Definition: Regression is one of the methods used in business forecasting. The regression analysis is based on developing a definite model with the help of which it is possible to forecast the changes in revenues. The conclusions are made with references to the relationship reflected in the developed statistical model which is the result of the regression analysis. The statistical model depends on the correlation between a single dependent variable and independent variables (Collier & Evans, 2011, p. 223).
Regression models can be simple linear and multiple linear. Simple regression models examine the value of time to forecast the possible costs or revenues. Thus, simple linear regression is based on finding the correlation between two different variables with the help of the method of least squares (Collier & Evans, 2011, p. 224). If the primary variable of a simple linear regression model is time, a multiple linear regression model depends on using several independent variables.
Role: Regression analysis is actively used in business forecasting to develop the necessary strategies to predict and regulate costs and revenues. It is essential for the manager to analyze to forecast the numbers for the next year and prepare a budget (Collier & Evans, 2011, p. 224).

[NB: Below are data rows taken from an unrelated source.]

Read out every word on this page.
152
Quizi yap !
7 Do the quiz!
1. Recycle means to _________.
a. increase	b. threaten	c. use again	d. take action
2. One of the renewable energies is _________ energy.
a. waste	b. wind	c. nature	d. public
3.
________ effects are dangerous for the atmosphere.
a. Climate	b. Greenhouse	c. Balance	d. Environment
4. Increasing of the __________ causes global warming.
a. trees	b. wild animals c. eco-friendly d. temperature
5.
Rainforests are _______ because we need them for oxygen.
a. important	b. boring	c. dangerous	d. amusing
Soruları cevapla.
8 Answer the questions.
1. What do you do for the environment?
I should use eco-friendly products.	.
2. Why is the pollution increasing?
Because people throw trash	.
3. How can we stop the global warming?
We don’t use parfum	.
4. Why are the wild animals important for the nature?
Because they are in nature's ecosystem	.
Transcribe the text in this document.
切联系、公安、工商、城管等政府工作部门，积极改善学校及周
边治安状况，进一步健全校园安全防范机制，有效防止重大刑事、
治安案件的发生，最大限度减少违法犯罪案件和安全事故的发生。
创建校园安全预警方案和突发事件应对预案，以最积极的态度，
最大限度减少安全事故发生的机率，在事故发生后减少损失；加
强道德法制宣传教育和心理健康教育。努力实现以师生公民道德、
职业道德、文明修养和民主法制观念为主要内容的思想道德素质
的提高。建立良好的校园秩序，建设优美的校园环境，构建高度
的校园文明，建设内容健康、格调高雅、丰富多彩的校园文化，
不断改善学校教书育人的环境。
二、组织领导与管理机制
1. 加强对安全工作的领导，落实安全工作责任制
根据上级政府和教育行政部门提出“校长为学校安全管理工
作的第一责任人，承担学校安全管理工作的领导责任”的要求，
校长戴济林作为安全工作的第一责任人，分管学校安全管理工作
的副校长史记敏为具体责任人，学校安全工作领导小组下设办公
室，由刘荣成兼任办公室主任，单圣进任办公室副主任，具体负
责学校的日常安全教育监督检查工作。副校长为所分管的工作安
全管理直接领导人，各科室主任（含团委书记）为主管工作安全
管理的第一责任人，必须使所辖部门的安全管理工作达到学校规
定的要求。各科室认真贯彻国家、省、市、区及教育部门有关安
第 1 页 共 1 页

It is sufficient to use a simple linear model as well as a multiple regression model, but the infinite regression guarantees more accurate forecasting and more realistic data because of using more than one causal variable (Collier & Evans, 2011, p. 225). Thus, managers can use the regression model not only to examine the correlation of time and costs but also examine the dependence between time, price, and expenses.
Applicability: It is possible to state that McDonald’s also uses the regression analysis to forecast further revenues to plan the budget and strategy for the next year. The focus on the mathematical relationship between variables is a rather easy way to examine the current tendency and predict further changes because the regression analysis provides information about demands.
According to annual reports, McDonald’s usually examines the correlation between the variables and demand to identify the relationship between these variables and determine the causes which affect the development of the tendency and the current numbers to forecast the changes and possible connections in the future.
To save the leading position in the world as the successful company in the sphere of quick service restaurants, McDonald’s should regularly examine the past tendencies and relationships between the variables to predict the future results (Collier & Evans, 2011, p. 78-79).
For instance, according to the annual report of 2011, the company’s revenues increased 12% with 8% in constant currencies, and standard operating income increased 14% with 10% in constant currencies (McDonald’s Corporation: Annual Report 2011, 2012, p. 11). The annual report also provides the numbers concerning all the spheres of the company’s financial development.
The conclusions about the revenues are made with references to the graphs in which the regression models are used. These regression models can be also successfully used to predict the possible numbers for the next year, and the outlook for the year of 2012 provided by the managers and economists of McDonald’s is based on the conclusions made with references to the forecasting methods.
From this point, regression models (simple linear or multiple models) are essential to examine the changes in revenues from year to year to make the necessary predictions about the further growth or decline in revenues with references to the crucial variables. Thus, McDonald’s, as any other company, uses such forecasting methods as regression to control the situation and make different financial predictions.
References
Collier, D. A., & Evans, J. R. (2011). OM 3. USA: Cengage Learning. McDonald’s Corporation: Annual Report 2011. (2012). Web.